Caminhei distraidamente com meu roteiro na mão até uma pequena confeitaria que fica a uns 600 metros de minha casa. Carl, o proprietário do local me conhece desde pequeno, por isso nem preciso dizer o que é meu pedido, apenas lhe cumprimento ao chegar, peço “o de sempre” e me sento em meu local favorito lendo o roteiro enquanto tomo meu café torradas.

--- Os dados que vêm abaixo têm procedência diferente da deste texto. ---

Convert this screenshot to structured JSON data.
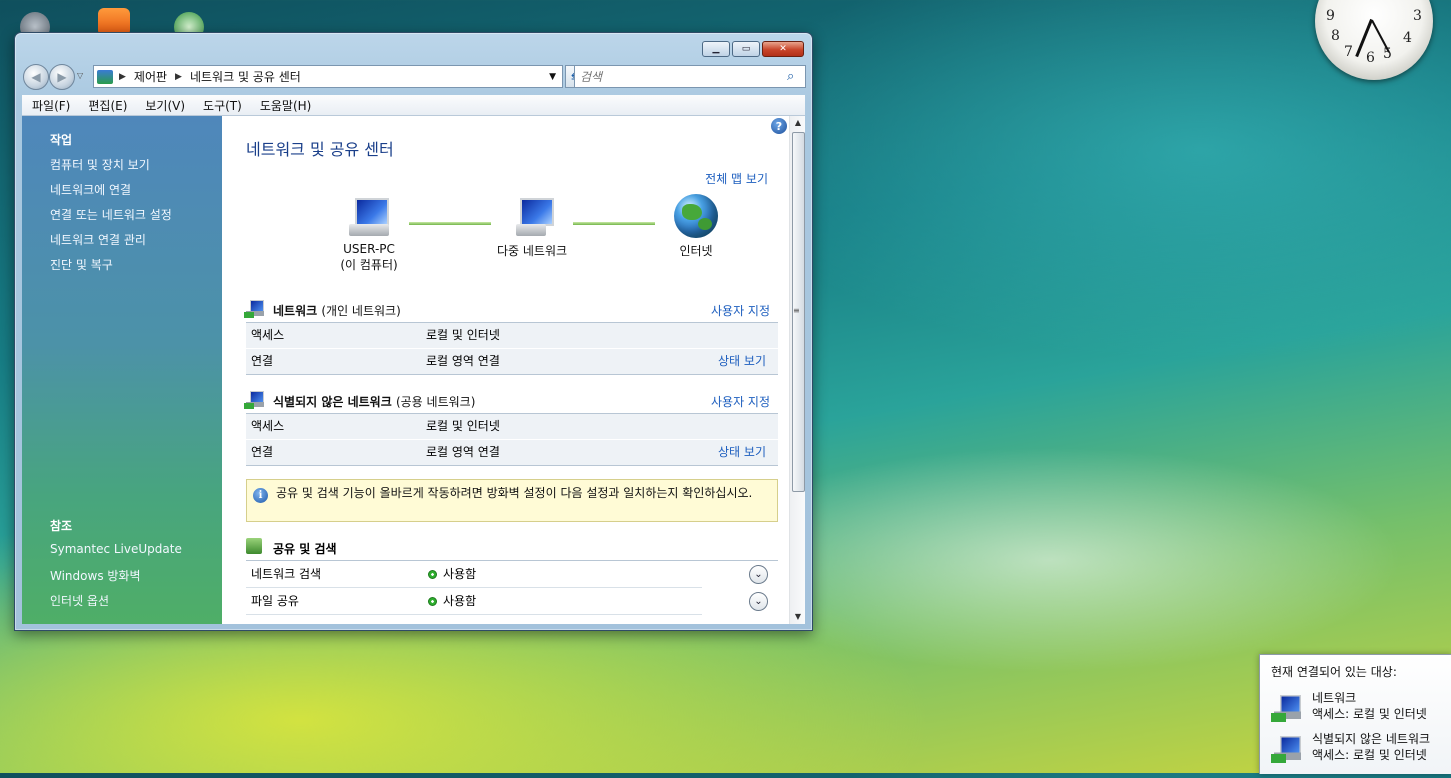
{
  "window": {
    "address": {
      "crumbs": [
        "제어판",
        "네트워크 및 공유 센터"
      ]
    },
    "search_placeholder": "검색",
    "menu": [
      "파일(F)",
      "편집(E)",
      "보기(V)",
      "도구(T)",
      "도움말(H)"
    ]
  },
  "sidebar": {
    "tasks_title": "작업",
    "tasks": [
      "컴퓨터 및 장치 보기",
      "네트워크에 연결",
      "연결 또는 네트워크 설정",
      "네트워크 연결 관리",
      "진단 및 복구"
    ],
    "see_also_title": "참조",
    "see_also": [
      "Symantec LiveUpdate",
      "Windows 방화벽",
      "인터넷 옵션"
    ]
  },
  "main": {
    "title": "네트워크 및 공유 센터",
    "full_map_link": "전체 맵 보기",
    "map": {
      "computer": {
        "name": "USER-PC",
        "sub": "(이 컴퓨터)"
      },
      "multi": "다중 네트워크",
      "internet": "인터넷"
    },
    "networks": [
      {
        "name": "네트워크",
        "type": "(개인 네트워크)",
        "customize": "사용자 지정",
        "rows": [
          {
            "label": "액세스",
            "value": "로컬 및 인터넷",
            "link": ""
          },
          {
            "label": "연결",
            "value": "로컬 영역 연결",
            "link": "상태 보기"
          }
        ]
      },
      {
        "name": "식별되지 않은 네트워크",
        "type": "(공용 네트워크)",
        "customize": "사용자 지정",
        "rows": [
          {
            "label": "액세스",
            "value": "로컬 및 인터넷",
            "link": ""
          },
          {
            "label": "연결",
            "value": "로컬 영역 연결",
            "link": "상태 보기"
          }
        ]
      }
    ],
    "info_message": "공유 및 검색 기능이 올바르게 작동하려면 방화벽 설정이 다음 설정과 일치하는지 확인하십시오.",
    "sharing_title": "공유 및 검색",
    "sharing": [
      {
        "label": "네트워크 검색",
        "value": "사용함"
      },
      {
        "label": "파일 공유",
        "value": "사용함"
      }
    ]
  },
  "tray": {
    "header": "현재 연결되어 있는 대상:",
    "items": [
      {
        "name": "네트워크",
        "access": "액세스:  로컬 및 인터넷"
      },
      {
        "name": "식별되지 않은 네트워크",
        "access": "액세스:  로컬 및 인터넷"
      }
    ]
  },
  "colors": {
    "sidebar_top": "#4f87bb",
    "sidebar_bottom": "#4fae67",
    "link": "#1e5fbf",
    "title": "#1a3f8a",
    "info_bg": "#fffbd6",
    "status_green": "#2eae2e"
  }
}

Não conseguia lembrar exatamente o que havia escrito no cartão para a garota do envelope azul, apenas lembro que tirei uma foto muito louca dos meus pés calçados naquele par de tênis Adidas preto que quase tinha vida própria, de tanto que eu o usava. Entre meus pés estava a garrafa de cerveja vazia, ao fundo aparecia parte da janela do meu quarto, com cortinas azul escuro, parte da minha mão esquerda com um cigarro e uma fumaça que deixou a foto meio acinzentada. “Mas o que diabos eu estava pensando quando tirei aquela foto sem noção?” Pensei sorrindo para o nada, ainda me esforçando para lembrar o que havia escrito. Mas nada me veio à memória, apenas que imprimi a foto imediatamente e escrevi no verso, exatamente como a garota havia feito.

Mas envelope já estava lacrado, não tinha mais como voltar atrás. Senti que era justo responder à altura, embora fosse difícil criar algum mistério sobre mim, já que minha vida era diariamente escrutinizada publicamente em jornais e revistas. Ela, assim como outras fãs, talvez soubesse mais sobre mim do que eu mesmo. “Isso é muito frustrante. Talvez seja melhor mudar de posicionamento diante da invasão desses veículos de comunicação na minha vida. Conversarei sobre isso com Sarah depois.”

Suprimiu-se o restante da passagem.